What are Scenarios and What is Their Role?
A scenario is a coherent, internally consistent, and plausible description
of a possible future state of the world. Scenarios commonly are required in
climate change impact, adaptation, and vulnerability assessments to provide
alternative views of future conditions considered likely to influence a given
system or activity. A distinction is made between climate scenarioswhich
describe the forcing factor of focal interest to the Intergovernmental Panel
on Climate Change (IPCC)and nonclimatic scenarios, which provide socioeconomic
and environmental "context" within which climate forcing operates.
Most assessments of the impacts of future climate change are based on results
from impact models that rely on quantitative climate and nonclimatic scenarios
Types of Scenarios
Socioeconomic scenarios can serve multiple roles within the assessment
of climate impacts, adaptation, and vulnerability. Until recently, they have
been used much more extensively to project greenhouse gas (GHG) emissions than
to assess climate vulnerability and adaptive capacity. Most socioeconomic scenarios
identify several different topics or domains, such as population or economic
activity, as well as background factors such as the structure of governance,
social values, and patterns of technological change. Scenarios make it possible
to establish baseline socioeconomic vulnerability, pre-climate change; determine
climate change impacts; and assess post-adaptation vulnerability.
Land-use and land-cover scenarios should be a major component of scenarios
for climate change impact and adaptation assessments. A great diversity of land-use
and land-cover change scenarios have been constructed. However, most of these
scenarios do not address climate change issues explicitly; they focus instead
on other issuesfor example, food security and carbon cycling. Large improvements
have been made since the Second Assessment Report (SAR) in defining current
and historic land-use and land-cover patterns, as well as in estimating future
scenarios. Integrated assessment models currently are the most appropriate tools
for developing land-use and land-cover change scenarios.

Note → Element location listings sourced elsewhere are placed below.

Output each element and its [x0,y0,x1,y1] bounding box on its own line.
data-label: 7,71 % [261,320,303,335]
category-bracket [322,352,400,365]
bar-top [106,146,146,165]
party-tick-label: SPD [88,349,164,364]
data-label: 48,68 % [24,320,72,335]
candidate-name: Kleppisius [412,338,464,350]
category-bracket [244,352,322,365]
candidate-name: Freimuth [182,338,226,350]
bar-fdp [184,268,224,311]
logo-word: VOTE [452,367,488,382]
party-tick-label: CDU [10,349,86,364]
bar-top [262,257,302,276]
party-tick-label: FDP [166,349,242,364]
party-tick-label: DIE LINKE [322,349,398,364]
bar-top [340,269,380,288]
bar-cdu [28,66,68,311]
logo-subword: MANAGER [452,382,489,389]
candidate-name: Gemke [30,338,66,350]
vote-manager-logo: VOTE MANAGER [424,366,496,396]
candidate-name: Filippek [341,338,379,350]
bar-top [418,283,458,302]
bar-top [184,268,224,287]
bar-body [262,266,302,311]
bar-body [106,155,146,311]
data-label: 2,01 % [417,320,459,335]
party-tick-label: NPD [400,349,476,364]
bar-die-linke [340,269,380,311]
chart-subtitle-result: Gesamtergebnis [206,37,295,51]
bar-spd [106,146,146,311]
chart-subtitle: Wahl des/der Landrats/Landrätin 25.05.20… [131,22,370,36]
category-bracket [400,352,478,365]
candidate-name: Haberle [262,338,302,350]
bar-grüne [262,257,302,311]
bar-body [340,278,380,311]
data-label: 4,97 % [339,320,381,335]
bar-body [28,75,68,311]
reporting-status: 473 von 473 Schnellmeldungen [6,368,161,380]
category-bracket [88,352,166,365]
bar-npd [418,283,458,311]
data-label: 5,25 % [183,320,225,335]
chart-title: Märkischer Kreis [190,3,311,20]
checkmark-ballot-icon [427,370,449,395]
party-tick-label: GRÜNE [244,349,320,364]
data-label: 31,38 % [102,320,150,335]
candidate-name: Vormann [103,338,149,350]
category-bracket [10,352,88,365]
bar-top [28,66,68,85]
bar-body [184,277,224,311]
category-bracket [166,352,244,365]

Environmental scenarios embrace changes in environmental factors other
than climate that will occur in the future regardless of climate change. Because
these changes could have an important role in modifying the impacts of future
climate change, scenarios are required to portray possible future environmental
conditions, such as atmospheric composition [e.g., carbon dioxide (CO2),
tropospheric ozone (O3), acidifying compounds, and ultraviolet (UV)-B
radiation]; water availability, use, and quality; and marine pollution. Apart
from the direct effects of CO2 enrichment, changes in other environmental
factors rarely have been considered alongside climate changes in past impact
assessments, although their use is increasing with the emergence of integrated
Climate scenarios of three main types have been employed in impact assessments:
incremental scenarios, analog scenarios, and climate model-based scenarios.
Of these, the most common use outputs from general circulation models (GCMs)
and usually are constructed by adjusting a baseline climate (typically based
on regional observations of climate over a reference period such as 1961-1990)
by the absolute or proportional change between the simulated present and future
climates. Most recent impact studies have constructed scenarios on the basis
of transient GCM outputs, although some still apply earlier equilibrium results.
Regional detail is obtained from the coarse-scale outputs of GCMs by using three
main methods: simple interpolation, statistical downscaling, and high-resolution
dynamic modeling. The simple method, which reproduces the GCM pattern of change,
is the most widely applied in scenario development. In contrast, the statistical
and modeling approaches can produce local climate changes that are different
from the large-scale GCM estimates. More research is needed to evaluate the
value added to impact studies of such regionalization exercises. One reason
for this caution is the large uncertainty of GCM projections, which requires
further quantification through model intercomparisons, new model simulations,
and pattern-scaling methods. Such research could facilitate future evaluation
of impacts in a risk assessment framework.
Sea-level rise scenarios are required to evaluate a diverse range of
threats to human settlements, natural ecosystems, and landscape in coastal zones.
Relative sea-level scenarios (i.e., sea-level rise with reference to movements
of the local land surface) are of the most interest for impact and adaptation
assessments. Tide gauge and wave height records of 50 years or more are required,
along with information on severe weather and coastal processes, to establish
baseline levels or trends. Although some components of future sea-level rise
can be modeled regionally, using coupled ocean-atmosphere models, the most common
method of obtaining scenarios is to apply global mean estimates from simple
models. Changes in the occurrence of extreme events such as storm surges and
wave set-up, which can lead to major coastal impacts, sometimes are investigated
by superimposing historically observed events onto rising mean sea level. More
recently, some studies have begun to express future sea-level rise in probabilistic
terms, enabling rising levels to be evaluated in terms of the risk that they
will exceed a critical threshold of impact.